The set of functions return the over time frequency of occurrence of the words in the dictionary for the collection of articles tagged as being geolocated in a specific country, as they might be potential indicators of the topic or sentiment expressed in the article's texts. Note that the idea is not to filter out articles by searching on the article's body, headline and byline for a particular term, but to mine text from all articles indistinctively of their content.
· Before jumping directly to the code and check how to use the repository's functions here, make sure to check the constraints section below.
· The project was initially built to demonstrate the value economists may gain from a more conscious application of text mining techniques. If you ever wonder how can it be used in the field of economics, check out a simple but relevant example here.
· Don't forget to check the NYT API Terms of Service here, particularly if you are planning to use their articles for more than a learning exercise.
- The frequency of occurrence of the words in the dictionary is presented on a monthly basis even though the articles are published on a given day.
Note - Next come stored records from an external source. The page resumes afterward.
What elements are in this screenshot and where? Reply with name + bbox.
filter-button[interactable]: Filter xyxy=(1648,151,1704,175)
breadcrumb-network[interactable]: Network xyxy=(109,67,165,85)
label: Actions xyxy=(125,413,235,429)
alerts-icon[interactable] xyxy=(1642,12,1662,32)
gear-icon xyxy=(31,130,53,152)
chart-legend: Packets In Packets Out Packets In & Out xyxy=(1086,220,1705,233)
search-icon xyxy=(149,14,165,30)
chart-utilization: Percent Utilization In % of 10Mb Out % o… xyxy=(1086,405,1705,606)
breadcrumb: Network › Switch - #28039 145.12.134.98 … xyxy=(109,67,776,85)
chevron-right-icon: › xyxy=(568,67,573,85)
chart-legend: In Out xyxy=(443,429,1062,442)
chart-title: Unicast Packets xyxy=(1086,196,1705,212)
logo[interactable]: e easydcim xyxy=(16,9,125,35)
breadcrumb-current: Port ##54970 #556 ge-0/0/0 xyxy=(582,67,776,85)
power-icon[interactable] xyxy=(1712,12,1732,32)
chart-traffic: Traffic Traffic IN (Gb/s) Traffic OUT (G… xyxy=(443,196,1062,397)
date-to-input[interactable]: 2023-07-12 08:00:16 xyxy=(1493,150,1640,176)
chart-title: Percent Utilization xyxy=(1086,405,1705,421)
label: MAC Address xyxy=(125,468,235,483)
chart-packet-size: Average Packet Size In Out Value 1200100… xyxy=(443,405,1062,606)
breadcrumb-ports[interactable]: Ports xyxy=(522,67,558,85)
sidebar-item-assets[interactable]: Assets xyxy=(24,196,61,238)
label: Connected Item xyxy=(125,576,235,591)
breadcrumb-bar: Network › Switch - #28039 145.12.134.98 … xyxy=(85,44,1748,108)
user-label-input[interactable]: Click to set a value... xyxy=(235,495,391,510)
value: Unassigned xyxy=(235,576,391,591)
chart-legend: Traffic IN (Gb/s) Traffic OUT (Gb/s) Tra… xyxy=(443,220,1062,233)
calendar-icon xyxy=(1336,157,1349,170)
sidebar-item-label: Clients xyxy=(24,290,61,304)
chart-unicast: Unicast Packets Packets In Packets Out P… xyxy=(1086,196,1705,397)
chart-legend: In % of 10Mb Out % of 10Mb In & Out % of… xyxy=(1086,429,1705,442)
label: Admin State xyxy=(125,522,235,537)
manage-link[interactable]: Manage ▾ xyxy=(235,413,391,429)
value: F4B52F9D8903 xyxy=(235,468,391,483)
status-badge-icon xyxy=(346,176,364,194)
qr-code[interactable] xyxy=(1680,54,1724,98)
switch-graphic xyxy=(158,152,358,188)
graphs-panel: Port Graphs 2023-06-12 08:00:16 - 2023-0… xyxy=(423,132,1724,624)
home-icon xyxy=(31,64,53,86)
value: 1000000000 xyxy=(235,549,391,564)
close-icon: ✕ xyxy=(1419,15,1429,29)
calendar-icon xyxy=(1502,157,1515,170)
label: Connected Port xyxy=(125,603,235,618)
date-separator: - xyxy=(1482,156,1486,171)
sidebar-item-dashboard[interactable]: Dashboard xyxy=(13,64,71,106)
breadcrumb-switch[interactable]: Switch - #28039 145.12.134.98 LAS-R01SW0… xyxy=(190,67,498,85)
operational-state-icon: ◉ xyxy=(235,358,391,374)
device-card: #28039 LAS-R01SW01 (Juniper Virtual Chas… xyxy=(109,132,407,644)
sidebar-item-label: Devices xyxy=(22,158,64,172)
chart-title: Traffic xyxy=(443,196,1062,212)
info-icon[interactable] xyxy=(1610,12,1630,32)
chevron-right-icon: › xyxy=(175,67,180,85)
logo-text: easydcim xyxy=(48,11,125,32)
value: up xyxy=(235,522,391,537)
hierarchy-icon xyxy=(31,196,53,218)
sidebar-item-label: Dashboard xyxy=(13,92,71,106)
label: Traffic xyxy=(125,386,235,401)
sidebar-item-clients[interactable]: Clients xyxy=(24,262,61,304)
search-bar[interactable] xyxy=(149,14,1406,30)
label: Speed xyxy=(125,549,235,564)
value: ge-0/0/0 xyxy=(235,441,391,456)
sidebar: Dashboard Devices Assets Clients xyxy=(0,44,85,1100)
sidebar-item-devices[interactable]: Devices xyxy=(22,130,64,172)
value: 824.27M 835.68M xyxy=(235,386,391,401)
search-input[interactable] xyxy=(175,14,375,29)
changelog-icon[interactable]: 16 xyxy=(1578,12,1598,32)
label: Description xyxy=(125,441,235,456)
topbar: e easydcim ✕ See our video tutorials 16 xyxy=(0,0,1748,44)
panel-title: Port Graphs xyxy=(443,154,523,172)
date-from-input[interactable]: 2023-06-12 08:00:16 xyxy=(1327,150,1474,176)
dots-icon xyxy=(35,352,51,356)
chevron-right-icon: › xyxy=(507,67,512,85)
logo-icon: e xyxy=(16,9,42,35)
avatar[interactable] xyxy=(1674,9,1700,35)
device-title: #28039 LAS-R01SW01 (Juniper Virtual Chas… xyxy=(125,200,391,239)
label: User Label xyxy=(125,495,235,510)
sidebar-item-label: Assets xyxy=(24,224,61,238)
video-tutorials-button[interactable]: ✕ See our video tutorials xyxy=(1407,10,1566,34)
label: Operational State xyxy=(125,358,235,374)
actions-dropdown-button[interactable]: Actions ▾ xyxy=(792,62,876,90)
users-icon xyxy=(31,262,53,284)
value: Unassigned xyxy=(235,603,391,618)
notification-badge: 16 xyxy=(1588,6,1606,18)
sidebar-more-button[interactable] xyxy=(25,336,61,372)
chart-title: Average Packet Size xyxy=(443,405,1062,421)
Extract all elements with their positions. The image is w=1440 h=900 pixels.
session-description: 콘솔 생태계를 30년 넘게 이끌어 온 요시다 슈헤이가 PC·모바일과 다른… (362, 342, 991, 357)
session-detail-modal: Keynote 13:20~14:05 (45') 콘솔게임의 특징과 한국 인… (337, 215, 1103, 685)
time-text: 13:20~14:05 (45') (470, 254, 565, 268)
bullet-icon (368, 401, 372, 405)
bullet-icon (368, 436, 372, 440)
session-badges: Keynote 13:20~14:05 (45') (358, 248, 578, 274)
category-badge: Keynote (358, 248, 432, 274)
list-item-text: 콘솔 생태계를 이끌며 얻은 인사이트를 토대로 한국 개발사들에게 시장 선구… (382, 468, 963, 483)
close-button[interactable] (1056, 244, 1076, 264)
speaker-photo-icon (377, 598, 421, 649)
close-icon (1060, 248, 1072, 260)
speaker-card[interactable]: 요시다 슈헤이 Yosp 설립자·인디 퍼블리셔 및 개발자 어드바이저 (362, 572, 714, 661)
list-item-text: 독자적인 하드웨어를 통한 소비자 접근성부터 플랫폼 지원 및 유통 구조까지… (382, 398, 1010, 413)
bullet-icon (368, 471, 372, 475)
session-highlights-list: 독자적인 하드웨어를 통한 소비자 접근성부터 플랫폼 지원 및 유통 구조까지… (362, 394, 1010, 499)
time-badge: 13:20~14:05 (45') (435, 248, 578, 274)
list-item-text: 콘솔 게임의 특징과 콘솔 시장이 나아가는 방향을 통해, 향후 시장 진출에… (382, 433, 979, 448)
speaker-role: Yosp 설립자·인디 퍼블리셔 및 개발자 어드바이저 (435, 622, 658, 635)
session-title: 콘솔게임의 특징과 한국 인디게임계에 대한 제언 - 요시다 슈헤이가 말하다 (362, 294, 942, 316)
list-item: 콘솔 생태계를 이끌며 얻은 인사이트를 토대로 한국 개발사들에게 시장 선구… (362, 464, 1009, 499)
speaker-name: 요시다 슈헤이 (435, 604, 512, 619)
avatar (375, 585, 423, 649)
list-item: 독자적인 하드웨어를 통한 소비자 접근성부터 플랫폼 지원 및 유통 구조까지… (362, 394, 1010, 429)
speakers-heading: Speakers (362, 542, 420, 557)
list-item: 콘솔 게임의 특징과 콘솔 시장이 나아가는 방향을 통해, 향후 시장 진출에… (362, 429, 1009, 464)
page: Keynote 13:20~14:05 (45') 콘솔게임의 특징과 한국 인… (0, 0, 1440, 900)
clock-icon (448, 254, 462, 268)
Hence, the results of the text mining process are expressed in this form:
- All calculated frequencies of occurrence for each article within a month, for all months analyzed, are summed to give a monthly added frequency of occurrence which is later normalized by the amount of published articles in that given month.
- Best when used for NYT foreign news articles:
-
The API allows only for 101 pages of articles of any kind for a given date. Being an American journal, the amount of articles tagged as 'local' often exceeds the pages allowed. Hence, the results lack consistency since the amount of articles left unexplored remain unknown.
-
Bear in mind that when looking for all news articles published and not filtering for a particular term, the amount of articles returned by the API increase considerably. Now, if you need to approach the construction of the article corpus differently, make sure to review the get_articles_url(...) function.
- Time resolution of the results:
- As pointed out on the first consideration, the frequency of occurrence of the words in the dictionary is presented and normalized on a monthly basis. However, feel free to adjust your resolution of interest by tuning the functions get_monthly_results(...) and visualize_results(...).